Painting

Harbingers of change by Christina Rosalie

The finches flutter across the canvass like my heart: hopeful, but not yet at rest. How can it be that the shortest month lasts so long?

Like an x-ray, February exposes all the weak and tangled underpinnings of our lives. On every patch of muddy grass between the sidewalk and the curb I notice trash. Glass shards and rustling plastic bags, empty paper cups, bottle caps, cigarettes. In my own life, all the fragments, the torn bits, the shaky scaffolding seems to surface now too, and I catch myself wanting to pick everything apart.

Each day this month I have longed for softer edges, for green and sap and lingering daylight. Each day the tight wince of cold still seems to force its way in, making things complicated (the added annoyance of mittens for Bean who wriggles and wails every time we put them on.) Each day there has been some sort of friction, and it takes courage to push through right now, trusting that things won't fall irreparably apart.

DH and I are both spread thin, and in our lesser moments berate each other for the things we know neither of us can control. So it is a matter of intention now, in these last few weeks before the weather turns, to share joy. To play, to linger in each other’s arms, to carve out time for family amidst the all-consuming renovations.
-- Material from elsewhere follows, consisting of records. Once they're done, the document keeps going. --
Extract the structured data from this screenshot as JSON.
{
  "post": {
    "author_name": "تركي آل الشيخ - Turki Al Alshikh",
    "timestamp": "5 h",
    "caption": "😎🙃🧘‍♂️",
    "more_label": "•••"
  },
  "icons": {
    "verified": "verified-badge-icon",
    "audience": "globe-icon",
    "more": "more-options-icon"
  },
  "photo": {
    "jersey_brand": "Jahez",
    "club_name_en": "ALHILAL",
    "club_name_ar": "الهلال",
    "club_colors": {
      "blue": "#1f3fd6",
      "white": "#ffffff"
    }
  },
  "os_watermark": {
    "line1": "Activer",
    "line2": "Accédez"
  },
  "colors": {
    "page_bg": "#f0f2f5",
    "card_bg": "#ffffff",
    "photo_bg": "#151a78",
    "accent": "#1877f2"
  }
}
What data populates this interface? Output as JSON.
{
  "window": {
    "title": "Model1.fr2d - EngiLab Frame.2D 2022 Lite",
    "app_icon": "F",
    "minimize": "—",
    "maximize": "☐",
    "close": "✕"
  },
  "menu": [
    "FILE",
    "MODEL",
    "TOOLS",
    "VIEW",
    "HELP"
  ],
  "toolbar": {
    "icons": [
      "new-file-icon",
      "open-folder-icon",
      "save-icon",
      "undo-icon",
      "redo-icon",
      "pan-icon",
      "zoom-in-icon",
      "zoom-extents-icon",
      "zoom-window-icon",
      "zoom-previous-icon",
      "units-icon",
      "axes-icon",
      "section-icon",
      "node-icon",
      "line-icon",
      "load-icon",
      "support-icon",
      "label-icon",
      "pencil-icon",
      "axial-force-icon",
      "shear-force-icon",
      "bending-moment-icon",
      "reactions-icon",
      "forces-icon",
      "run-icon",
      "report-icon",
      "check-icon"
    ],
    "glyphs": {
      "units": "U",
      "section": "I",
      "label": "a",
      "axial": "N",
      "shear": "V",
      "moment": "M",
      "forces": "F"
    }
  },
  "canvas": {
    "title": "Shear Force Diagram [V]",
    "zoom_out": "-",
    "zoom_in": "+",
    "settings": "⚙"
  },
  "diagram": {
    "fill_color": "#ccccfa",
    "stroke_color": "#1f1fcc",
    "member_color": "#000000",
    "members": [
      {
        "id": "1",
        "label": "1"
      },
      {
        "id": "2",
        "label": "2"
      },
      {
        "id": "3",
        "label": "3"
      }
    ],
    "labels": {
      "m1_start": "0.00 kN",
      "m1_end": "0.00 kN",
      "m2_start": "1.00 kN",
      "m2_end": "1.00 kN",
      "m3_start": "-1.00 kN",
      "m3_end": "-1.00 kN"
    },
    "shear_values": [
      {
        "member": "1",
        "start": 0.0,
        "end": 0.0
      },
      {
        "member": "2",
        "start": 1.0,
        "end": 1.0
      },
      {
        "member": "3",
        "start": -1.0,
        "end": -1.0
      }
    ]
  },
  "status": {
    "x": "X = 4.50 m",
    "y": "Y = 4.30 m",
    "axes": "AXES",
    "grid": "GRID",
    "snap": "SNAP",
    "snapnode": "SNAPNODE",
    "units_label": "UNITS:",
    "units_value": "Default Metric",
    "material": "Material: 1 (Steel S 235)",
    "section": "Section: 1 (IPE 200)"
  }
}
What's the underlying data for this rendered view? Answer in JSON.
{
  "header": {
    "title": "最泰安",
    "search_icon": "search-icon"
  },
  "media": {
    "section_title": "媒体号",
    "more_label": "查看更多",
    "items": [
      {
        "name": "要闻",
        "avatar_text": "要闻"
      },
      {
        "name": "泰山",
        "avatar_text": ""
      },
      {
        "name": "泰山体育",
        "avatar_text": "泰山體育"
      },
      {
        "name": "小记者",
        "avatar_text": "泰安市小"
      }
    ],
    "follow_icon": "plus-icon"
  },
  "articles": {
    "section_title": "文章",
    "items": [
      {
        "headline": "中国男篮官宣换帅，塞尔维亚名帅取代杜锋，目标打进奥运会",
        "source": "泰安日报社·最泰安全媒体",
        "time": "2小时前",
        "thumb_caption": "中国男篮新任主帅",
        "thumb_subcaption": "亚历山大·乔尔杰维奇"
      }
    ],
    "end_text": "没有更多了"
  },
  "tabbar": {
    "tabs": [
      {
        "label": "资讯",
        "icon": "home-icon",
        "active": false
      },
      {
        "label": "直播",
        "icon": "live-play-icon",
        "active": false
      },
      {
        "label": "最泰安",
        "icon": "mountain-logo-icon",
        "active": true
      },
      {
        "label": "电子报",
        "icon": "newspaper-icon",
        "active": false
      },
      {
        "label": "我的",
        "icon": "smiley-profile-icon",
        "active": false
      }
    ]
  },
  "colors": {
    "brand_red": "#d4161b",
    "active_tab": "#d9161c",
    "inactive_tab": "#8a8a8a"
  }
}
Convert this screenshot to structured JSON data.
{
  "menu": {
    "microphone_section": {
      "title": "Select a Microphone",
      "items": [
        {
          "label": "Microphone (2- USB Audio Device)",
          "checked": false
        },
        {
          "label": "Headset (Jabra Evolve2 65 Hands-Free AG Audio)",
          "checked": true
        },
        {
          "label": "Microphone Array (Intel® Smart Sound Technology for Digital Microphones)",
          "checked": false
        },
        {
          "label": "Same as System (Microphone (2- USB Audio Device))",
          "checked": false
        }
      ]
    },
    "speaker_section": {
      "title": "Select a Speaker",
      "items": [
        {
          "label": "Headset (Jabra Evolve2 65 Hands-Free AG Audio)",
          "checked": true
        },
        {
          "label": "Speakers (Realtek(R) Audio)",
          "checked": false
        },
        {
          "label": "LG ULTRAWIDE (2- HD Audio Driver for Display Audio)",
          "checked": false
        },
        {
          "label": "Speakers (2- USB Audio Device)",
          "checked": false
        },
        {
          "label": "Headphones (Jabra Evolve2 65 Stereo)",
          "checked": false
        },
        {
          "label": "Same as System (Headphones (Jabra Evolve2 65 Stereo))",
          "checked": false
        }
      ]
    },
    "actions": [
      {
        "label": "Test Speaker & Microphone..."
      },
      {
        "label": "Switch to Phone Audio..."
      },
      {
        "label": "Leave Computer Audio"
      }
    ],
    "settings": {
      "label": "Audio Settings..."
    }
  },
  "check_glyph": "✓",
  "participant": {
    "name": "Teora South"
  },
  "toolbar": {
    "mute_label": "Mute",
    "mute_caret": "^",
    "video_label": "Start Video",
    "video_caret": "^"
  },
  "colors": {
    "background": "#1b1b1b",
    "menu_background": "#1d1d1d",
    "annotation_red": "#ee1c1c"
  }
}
So today we went to the park. Bean’s first time ever down a slide or up into the air on a swing outdoors. A hundred brand new smiles; giggles on the slide. Our grown up selves remembering the wild gravity-less arc of the swing set. It was still cold out, but warm enough to go bare handed. The ground was thawing. We could smell it’s earthy fragrance from the swings.

So we laughed a lot today, and I feel better. And when I started to look , I could see evidence of spring everywhere. Like a promise, the crocuses have sent their first green shoots up above the ground. New buds are swelling from the maples by the wall; ice no longer on the lake.